This past weekend, approximately 10,000 people gathered in Columbia at the South Carolina State House to participate in a Stand with God/Pro-Family rally whose keynote speakers included pastors, Texas Governor Rick Perry, and Texas Senator Ted Cruz. The rally was in direct protest to the Supreme Court’s June 26 ruling legalizing same-sex marriage across the nation and was, because of several impassioned speeches, also a rallying cry for Christians to take back their country and stop its supposed moral degradation.
As I scrolled through the Tweets and news stories of this event, I experienced deep, visceral horror that made me cold and nauseous. I was especially disturbed by Governor Perry’s remarks, which called for “Christian soldiers” to march to Washington, D.C. and “turn over the tables of the money changers,” and likened him to Jesus Christ. I was further disturbed by Senator Cruz imploring pastors to “Stand up and preach!” as though they were not doing so constantly as a part of their jobs. And I was disturbed by the notion that people would think that our nation is a Christian nation in which only certain kinds of Christians are able to live in it with impunity.
While it would be easier to claim that we are a Christian nation and all our citizens have to be a certain type of Christian, it is neither reasonable nor accurate. Our Constitution guarantees that we can both worship what/how we choose and that it will not respect any one specific religion. Public organizations are not allowed to force people to take religious oaths to become employees, and separation of church and state is a fundamental and important part of our society. This separation ensures that people can believe what they want, that no one religion will gain an unfair advantage, and that we as a country can be welcoming to as many different people as possible. It helps create that melting pot that we are all so proud of being.
When I see rallies like this and such religiously dependent speeches from Presidential hopefuls, I genuinely do fear for my country. This rally tells me that there are thousands of people in this country who are so angry at other people having the same rights as them that they will take to the streets. This rally tells me that there are unscrupulous political leaders out there who will actually try to foment rebellion in order to get elected to office. And it tells me that thousands of people believe they have the right to dictate how others live.

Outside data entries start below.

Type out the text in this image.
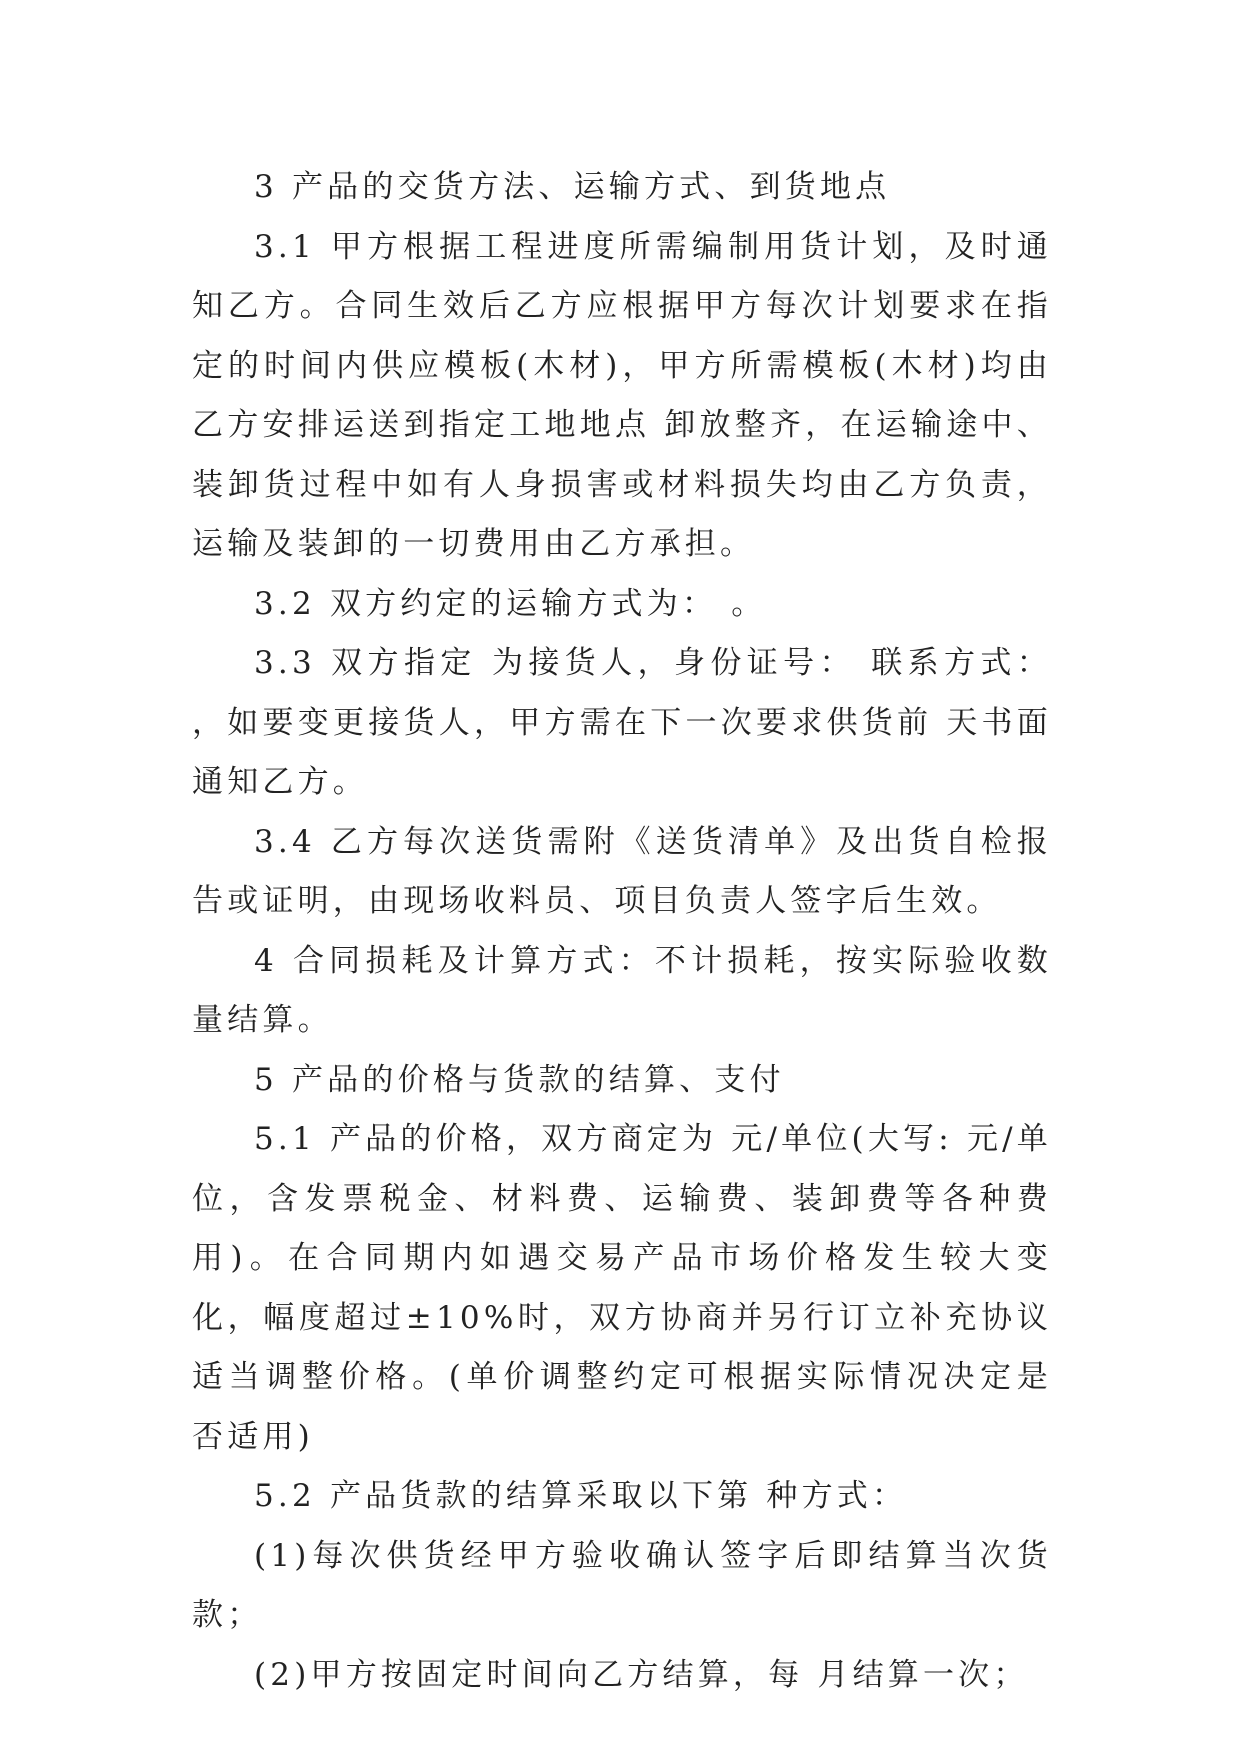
3 产品的交货方法、运输方式、到货地点

3.1 甲方根据工程进度所需编制用货计划，及时通知乙方。合同生效后乙方应根据甲方每次计划要求在指定的时间内供应模板(木材)，甲方所需模板(木材)均由乙方安排运送到指定工地地点 卸放整齐，在运输途中、装卸货过程中如有人身损害或材料损失均由乙方负责，运输及装卸的一切费用由乙方承担。

3.2 双方约定的运输方式为： 。

3.3 双方指定 为接货人，身份证号： 联系方式： ，如要变更接货人，甲方需在下一次要求供货前 天书面通知乙方。

3.4 乙方每次送货需附《送货清单》及出货自检报告或证明，由现场收料员、项目负责人签字后生效。

4 合同损耗及计算方式：不计损耗，按实际验收数量结算。

5 产品的价格与货款的结算、支付

5.1 产品的价格，双方商定为 元/单位(大写: 元/单位，含发票税金、材料费、运输费、装卸费等各种费用)。在合同期内如遇交易产品市场价格发生较大变化，幅度超过±10%时，双方协商并另行订立补充协议适当调整价格。(单价调整约定可根据实际情况决定是否适用)

5.2 产品货款的结算采取以下第 种方式：

(1)每次供货经甲方验收确认签字后即结算当次货款；

(2)甲方按固定时间向乙方结算，每 月结算一次；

I do not want to deny someone else their religion. Religion can be a wonderful thing. It can provide comfort in times of distress and structure and meaning in an otherwise chaotic life. That is wonderful. But this instrument of comfort should not be used as a weapon to deny others their comfort. It should not be wielded as a sword, hacking away at what other people need – religion, family, marriage, jobs, security – all because those people are different. Why is that so hard for people to understand?